VLASCD: A Visual Language Action Model for Simultaneous Chatting and Decision Making
Zuojin Tang | Bin Hu | Chenyang Zhao | De Ma | Gang Pan | Bin Liu
Proceedings of the 2025 Conference on Empirical Methods in Natural Language Processing
Zuojin Tang | Bin Hu | Chenyang Zhao | De Ma | Gang Pan | Bin Liu
Proceedings of the 2025 Conference on Empirical Methods in Natural Language Processing
Recent large pretrained models such as LLMs (e.g., GPT series) and VLAs (e.g., OpenVLA) have achieved notable progress on multimodal tasks, yet they are built upon a multi-input single-output (MISO) paradigm.
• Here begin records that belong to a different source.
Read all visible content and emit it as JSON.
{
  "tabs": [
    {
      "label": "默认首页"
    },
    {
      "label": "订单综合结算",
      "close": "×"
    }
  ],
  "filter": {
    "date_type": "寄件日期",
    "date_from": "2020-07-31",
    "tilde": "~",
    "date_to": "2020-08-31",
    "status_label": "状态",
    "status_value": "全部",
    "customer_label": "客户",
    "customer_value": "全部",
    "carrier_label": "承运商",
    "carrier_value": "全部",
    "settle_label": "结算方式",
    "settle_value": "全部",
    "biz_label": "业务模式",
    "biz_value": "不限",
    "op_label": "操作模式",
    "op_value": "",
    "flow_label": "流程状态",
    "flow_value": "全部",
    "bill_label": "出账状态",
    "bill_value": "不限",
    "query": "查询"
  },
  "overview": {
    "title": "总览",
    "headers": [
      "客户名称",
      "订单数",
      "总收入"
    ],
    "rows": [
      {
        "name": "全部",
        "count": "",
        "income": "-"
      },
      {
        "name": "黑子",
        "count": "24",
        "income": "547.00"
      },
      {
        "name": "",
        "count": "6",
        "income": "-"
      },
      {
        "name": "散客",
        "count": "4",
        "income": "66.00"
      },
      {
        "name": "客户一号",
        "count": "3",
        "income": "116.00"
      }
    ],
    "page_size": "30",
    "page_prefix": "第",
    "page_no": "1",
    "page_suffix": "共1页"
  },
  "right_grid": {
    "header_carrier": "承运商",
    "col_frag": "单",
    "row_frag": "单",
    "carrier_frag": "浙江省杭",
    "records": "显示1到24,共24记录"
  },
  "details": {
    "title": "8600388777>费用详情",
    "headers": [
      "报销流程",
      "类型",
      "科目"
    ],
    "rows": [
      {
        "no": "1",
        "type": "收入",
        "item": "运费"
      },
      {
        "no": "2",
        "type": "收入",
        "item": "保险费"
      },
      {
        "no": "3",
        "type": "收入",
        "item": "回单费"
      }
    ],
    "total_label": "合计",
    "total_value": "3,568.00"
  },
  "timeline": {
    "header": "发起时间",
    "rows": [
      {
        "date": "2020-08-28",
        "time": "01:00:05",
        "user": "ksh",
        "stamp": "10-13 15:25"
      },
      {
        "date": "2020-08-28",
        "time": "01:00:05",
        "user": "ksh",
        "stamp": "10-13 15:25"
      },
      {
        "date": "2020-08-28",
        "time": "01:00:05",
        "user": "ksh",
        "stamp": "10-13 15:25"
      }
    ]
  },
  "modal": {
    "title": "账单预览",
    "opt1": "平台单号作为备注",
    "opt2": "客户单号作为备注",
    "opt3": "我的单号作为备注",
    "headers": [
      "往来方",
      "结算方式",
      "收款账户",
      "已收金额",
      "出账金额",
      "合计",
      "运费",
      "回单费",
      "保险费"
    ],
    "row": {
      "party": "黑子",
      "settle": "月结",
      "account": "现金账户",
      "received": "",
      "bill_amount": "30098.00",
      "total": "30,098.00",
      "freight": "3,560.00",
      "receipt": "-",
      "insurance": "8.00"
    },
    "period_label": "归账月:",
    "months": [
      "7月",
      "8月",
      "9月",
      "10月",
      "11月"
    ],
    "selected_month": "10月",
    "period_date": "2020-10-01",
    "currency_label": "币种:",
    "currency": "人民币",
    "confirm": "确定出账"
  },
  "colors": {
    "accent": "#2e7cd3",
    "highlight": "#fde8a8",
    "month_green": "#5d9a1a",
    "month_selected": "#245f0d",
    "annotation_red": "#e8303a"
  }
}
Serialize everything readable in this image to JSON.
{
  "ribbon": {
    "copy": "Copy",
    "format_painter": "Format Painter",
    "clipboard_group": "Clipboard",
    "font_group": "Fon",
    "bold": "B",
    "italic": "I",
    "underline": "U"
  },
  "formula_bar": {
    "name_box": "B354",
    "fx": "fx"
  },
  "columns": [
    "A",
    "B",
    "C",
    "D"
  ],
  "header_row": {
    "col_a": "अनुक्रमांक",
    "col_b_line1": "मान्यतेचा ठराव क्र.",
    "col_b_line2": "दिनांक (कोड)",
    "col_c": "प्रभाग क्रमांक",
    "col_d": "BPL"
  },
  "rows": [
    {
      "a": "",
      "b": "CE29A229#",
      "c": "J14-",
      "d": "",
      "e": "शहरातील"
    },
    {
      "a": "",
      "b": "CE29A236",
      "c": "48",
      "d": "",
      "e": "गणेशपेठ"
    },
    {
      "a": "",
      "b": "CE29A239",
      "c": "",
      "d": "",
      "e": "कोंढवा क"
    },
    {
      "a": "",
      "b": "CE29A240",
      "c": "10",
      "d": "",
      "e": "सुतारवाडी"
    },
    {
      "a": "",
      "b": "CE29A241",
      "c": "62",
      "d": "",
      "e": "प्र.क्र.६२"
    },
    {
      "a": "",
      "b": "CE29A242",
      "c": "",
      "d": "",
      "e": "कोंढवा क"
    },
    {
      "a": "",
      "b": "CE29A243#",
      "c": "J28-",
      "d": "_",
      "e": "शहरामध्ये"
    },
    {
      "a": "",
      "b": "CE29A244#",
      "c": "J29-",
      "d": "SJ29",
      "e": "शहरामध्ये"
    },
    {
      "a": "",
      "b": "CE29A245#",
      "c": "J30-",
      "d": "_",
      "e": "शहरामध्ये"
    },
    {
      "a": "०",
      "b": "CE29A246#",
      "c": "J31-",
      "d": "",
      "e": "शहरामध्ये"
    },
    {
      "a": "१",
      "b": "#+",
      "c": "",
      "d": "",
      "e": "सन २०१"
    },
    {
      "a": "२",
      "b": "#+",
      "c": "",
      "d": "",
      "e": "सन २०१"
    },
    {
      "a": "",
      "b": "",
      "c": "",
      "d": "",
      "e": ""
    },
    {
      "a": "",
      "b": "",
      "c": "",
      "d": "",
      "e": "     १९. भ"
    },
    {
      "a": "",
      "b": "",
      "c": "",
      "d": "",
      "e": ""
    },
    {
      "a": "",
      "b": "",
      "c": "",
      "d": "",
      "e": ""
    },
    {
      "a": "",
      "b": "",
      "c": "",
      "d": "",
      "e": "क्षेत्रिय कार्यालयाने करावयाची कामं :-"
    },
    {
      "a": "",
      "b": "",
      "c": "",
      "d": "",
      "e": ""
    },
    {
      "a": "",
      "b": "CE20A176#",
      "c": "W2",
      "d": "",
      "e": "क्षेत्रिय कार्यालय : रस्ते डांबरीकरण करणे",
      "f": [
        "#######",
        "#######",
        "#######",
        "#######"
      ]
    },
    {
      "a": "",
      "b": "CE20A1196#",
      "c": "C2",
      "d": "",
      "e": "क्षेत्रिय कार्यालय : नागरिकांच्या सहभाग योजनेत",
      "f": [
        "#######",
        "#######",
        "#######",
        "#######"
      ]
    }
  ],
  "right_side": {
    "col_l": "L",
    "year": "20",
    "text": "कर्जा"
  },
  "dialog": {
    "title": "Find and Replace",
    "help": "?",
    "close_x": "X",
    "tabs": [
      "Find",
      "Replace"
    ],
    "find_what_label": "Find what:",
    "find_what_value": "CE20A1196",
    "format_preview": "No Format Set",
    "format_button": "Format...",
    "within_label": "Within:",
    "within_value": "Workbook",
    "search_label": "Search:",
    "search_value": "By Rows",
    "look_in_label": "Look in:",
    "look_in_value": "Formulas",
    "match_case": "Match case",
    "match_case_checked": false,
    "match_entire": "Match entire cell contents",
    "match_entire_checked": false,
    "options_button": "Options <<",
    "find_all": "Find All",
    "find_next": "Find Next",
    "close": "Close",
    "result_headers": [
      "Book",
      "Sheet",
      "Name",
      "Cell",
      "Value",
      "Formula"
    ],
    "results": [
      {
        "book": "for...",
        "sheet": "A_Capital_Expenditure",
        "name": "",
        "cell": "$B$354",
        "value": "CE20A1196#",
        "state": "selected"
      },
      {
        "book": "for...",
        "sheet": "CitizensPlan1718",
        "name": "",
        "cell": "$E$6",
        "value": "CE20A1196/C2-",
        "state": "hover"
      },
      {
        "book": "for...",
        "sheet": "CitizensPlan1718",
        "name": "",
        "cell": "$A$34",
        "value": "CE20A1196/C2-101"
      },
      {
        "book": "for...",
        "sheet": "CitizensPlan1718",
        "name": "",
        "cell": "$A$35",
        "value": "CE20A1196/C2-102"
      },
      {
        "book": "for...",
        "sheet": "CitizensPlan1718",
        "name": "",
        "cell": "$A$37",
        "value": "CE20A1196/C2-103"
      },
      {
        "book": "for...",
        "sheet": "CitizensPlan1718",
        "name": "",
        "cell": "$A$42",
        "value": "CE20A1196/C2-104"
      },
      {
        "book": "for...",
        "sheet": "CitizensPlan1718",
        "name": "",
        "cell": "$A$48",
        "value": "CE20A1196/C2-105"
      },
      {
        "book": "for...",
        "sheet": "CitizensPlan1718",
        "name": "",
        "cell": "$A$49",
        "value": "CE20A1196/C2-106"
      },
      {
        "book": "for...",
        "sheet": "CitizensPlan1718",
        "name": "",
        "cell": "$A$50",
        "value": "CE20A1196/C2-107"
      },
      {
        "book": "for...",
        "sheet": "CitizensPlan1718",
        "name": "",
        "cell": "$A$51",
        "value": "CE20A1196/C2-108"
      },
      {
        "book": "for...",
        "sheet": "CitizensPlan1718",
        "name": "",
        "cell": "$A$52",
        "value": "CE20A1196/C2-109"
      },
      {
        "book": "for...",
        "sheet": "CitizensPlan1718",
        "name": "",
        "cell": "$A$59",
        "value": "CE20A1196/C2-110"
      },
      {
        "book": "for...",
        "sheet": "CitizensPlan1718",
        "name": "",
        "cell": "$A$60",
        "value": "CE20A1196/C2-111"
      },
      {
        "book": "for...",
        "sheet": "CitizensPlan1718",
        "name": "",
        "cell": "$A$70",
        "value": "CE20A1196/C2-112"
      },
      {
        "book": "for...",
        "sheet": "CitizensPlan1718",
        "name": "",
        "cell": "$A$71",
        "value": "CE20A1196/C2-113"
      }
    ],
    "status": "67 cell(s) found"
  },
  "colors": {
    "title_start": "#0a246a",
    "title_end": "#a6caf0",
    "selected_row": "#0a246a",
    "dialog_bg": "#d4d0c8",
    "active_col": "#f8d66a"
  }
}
We show that this paradigm fundamentally limits performance in multi-input multi-output (MIMO) scenarios, where parallel task execution is required. In MISO architectures, tasks compete for a shared output channel, creating mutual exclusion effects that cause unbalanced optimization and degraded performance. To address this gap, we introduce MIMO-VLA (VLASCD), a unified training framework that enables concurrent multi-task outputs, exemplified by simultaneous dialogue generation and decision-making. Inspired by human cognition, MIMO-VLA eliminates interference between tasks and supports efficient parallel processing. Experiments on the CARLA autonomous driving platform demonstrate that MIMO-VLA substantially outperforms state-of-the-art MISO-based LLMs, reinforcement learning models, and VLAs in MIMO settings, establishing a new direction for multimodal and multitask learning.